AI is also breaking down language barriers: Facebook announced at F8 that it will rollout translations within Messenger, starting English and Spanish inside of Marketplace in the U.S. before it will rollout to other areas of Messenger in other languages and countries.
AI continues to be a huge topic of conversation in 2018 with brands and platforms finding new ways to streamline processes with the technology.
4. Augmented Reality
As predicted, augmented reality continues to surge in social after AR studios from Facebook and Snap opened up to creators. It’s no secret that Snap has been struggling to find its footing with the rapid popularity rise in Instagram Stories. But the platform still has a stronghold on the Gen Z and is gamifying to keep them hooked. Evolving from its famous (and sometimes infamous) face filters, Snapchat is now rolling out an AR selfie game called Snappables. To keep interest, new games are released each week.
After a splashy introduction to VR at F8 2017, Facebook announced Oculus Go: An affordable headset at $199. Facebook also rolled out a suite of new VR experiences with Oculus View.
The rise of CGI influencers has begged the question if new marketing tactic could eventually be adapted as it’s own standalone platform where users could create their own avatar and impose them in the real world.
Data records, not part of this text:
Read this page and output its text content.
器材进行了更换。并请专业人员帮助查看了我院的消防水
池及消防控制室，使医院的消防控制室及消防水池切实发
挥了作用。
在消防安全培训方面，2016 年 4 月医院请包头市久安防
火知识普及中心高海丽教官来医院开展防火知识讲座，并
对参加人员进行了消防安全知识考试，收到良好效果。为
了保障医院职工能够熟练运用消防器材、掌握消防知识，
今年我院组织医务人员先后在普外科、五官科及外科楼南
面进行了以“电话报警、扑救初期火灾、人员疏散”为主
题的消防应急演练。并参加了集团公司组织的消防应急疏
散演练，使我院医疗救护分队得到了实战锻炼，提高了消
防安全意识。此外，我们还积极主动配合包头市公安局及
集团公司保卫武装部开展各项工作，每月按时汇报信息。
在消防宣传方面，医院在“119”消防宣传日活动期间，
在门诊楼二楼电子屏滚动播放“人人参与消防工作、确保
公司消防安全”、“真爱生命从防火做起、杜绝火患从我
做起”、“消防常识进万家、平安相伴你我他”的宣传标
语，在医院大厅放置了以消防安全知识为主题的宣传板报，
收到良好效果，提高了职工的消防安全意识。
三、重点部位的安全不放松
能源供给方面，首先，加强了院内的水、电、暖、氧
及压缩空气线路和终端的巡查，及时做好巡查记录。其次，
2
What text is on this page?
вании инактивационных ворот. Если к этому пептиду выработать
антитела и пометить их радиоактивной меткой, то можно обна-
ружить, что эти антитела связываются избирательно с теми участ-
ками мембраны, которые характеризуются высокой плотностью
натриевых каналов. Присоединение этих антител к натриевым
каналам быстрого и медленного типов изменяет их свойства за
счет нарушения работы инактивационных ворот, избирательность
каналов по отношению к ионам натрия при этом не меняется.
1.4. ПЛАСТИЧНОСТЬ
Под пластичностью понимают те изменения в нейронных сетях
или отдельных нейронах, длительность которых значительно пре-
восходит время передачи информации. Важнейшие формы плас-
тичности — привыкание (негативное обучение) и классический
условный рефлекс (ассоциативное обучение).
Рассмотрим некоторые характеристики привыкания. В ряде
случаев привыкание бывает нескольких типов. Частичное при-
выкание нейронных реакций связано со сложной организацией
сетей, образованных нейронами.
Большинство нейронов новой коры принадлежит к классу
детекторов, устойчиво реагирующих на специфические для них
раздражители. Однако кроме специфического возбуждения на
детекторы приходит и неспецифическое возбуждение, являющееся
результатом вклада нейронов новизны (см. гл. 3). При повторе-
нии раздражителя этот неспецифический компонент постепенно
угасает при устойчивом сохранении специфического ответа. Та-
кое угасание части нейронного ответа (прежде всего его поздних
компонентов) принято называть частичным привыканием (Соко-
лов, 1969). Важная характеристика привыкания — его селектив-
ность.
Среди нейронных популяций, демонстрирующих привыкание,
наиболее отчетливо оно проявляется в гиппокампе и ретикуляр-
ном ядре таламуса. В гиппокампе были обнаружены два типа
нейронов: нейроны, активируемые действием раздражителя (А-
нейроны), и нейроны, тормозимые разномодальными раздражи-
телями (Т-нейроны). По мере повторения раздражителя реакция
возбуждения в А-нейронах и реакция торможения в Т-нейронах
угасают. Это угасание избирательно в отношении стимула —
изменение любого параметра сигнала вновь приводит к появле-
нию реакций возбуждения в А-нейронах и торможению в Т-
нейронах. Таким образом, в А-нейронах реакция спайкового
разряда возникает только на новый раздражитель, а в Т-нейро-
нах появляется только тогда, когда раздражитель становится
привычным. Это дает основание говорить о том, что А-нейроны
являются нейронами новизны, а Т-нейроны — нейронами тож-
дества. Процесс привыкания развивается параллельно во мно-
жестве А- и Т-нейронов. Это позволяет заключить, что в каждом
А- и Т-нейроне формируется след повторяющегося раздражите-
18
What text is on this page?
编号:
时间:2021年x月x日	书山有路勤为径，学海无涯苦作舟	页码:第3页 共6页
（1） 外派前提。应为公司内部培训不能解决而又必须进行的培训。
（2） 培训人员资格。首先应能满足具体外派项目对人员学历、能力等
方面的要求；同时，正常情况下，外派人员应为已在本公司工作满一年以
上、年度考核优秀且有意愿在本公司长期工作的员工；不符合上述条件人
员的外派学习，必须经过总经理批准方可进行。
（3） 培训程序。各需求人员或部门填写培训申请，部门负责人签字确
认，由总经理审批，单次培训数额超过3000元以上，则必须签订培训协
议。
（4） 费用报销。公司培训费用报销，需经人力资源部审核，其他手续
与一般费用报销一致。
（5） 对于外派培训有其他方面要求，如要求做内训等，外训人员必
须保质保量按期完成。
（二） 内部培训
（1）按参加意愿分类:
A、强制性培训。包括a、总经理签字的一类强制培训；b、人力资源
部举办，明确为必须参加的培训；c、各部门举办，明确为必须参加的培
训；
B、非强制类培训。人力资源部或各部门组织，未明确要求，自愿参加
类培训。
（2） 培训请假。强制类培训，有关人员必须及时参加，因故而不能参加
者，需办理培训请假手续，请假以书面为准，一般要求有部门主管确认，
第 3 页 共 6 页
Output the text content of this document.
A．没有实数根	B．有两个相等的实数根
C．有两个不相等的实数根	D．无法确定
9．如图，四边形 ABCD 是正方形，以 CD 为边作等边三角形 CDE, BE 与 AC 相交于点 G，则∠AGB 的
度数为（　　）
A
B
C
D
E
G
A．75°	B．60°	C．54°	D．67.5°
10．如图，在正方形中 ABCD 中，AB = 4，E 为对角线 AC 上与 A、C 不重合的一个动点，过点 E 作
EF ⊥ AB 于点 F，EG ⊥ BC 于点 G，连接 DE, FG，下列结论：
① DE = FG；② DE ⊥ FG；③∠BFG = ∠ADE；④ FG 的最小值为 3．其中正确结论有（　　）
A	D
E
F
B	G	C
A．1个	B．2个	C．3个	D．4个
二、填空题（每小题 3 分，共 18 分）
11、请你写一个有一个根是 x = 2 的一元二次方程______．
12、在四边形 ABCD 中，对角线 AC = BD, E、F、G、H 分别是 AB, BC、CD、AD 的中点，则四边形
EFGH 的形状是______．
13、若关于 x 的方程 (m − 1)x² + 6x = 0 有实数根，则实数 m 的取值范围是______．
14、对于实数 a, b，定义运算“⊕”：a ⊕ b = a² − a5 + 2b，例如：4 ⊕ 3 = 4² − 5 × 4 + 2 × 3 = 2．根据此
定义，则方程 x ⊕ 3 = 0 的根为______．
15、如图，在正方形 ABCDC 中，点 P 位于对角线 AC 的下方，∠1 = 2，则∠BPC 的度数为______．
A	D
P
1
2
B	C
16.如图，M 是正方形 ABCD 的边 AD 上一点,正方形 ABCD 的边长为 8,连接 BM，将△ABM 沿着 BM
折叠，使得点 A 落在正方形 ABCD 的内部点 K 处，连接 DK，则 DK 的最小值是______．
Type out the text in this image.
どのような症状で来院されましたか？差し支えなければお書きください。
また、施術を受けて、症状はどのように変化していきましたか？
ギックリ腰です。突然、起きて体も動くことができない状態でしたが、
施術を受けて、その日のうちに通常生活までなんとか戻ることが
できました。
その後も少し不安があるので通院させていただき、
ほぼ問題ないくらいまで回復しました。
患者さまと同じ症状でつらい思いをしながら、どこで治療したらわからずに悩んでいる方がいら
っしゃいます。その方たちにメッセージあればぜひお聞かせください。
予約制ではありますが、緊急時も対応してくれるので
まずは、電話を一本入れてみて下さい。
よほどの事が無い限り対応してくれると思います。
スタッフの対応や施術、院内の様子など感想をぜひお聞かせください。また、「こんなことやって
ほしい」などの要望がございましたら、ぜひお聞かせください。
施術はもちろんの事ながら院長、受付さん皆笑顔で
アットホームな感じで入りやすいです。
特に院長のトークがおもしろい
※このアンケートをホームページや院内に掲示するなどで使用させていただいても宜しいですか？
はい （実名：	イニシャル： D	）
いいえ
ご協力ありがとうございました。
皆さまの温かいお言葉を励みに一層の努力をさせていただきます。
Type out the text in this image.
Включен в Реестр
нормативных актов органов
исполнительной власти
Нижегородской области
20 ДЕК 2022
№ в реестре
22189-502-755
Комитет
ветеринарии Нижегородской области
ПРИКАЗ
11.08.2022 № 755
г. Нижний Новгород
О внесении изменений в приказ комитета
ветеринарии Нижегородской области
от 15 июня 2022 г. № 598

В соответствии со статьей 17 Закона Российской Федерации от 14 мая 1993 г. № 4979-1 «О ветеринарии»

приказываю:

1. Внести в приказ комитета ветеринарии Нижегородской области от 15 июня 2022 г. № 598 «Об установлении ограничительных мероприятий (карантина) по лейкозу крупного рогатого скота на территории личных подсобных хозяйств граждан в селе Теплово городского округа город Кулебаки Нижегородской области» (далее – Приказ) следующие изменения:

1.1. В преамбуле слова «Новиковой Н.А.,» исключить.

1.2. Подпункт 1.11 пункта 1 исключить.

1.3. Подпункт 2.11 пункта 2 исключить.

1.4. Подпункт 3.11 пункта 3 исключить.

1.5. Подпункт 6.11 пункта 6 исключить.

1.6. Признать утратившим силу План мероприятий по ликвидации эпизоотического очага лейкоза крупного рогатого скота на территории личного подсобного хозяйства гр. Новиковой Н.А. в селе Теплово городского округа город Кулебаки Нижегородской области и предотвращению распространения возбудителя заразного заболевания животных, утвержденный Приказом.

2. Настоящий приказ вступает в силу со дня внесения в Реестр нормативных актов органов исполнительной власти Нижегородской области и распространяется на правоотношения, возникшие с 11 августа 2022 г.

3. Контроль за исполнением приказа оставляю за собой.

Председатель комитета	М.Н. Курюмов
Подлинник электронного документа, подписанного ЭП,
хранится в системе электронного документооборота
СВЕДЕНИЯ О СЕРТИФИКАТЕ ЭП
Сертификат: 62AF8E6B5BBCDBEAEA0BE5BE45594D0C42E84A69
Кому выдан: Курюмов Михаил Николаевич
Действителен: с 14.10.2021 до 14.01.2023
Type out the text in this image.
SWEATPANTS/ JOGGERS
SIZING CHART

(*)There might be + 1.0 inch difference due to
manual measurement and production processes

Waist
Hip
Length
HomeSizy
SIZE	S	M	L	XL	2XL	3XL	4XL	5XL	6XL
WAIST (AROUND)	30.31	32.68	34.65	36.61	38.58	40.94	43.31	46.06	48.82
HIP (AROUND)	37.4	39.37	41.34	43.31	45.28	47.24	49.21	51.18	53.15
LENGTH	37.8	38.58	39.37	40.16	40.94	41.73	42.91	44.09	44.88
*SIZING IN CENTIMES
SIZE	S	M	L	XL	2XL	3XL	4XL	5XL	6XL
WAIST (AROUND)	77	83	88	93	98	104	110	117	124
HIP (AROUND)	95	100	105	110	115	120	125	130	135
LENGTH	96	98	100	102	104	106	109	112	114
We’re watching this trend closely for the remainder of 2018.
6. Employee Advocates
We’ve seen a rise in companies using employee advocates as a marketing tactic in 2018. Brands like Macy’s are turning hundreds their employees into micro-influencers making them part of their “Style Crew” with custom video content and sponsored posts. Rewards are offered to incentivize the Style Crew to generate online sales through promotion on their own accounts. Utilizing those who already know your brand inside and out as brand ambassadors allows for more authentic and cost effective presence on social. Who better to tell your brand story than those who live and breathe it everyday.
At Sparkloft, we keep our fingers on the pulse to better understand how these key trends and emerging content formats change the social landscape and what it means for brands. We’ll continue to keep our eye on how these trends will continue to evolve for the rest of 2018.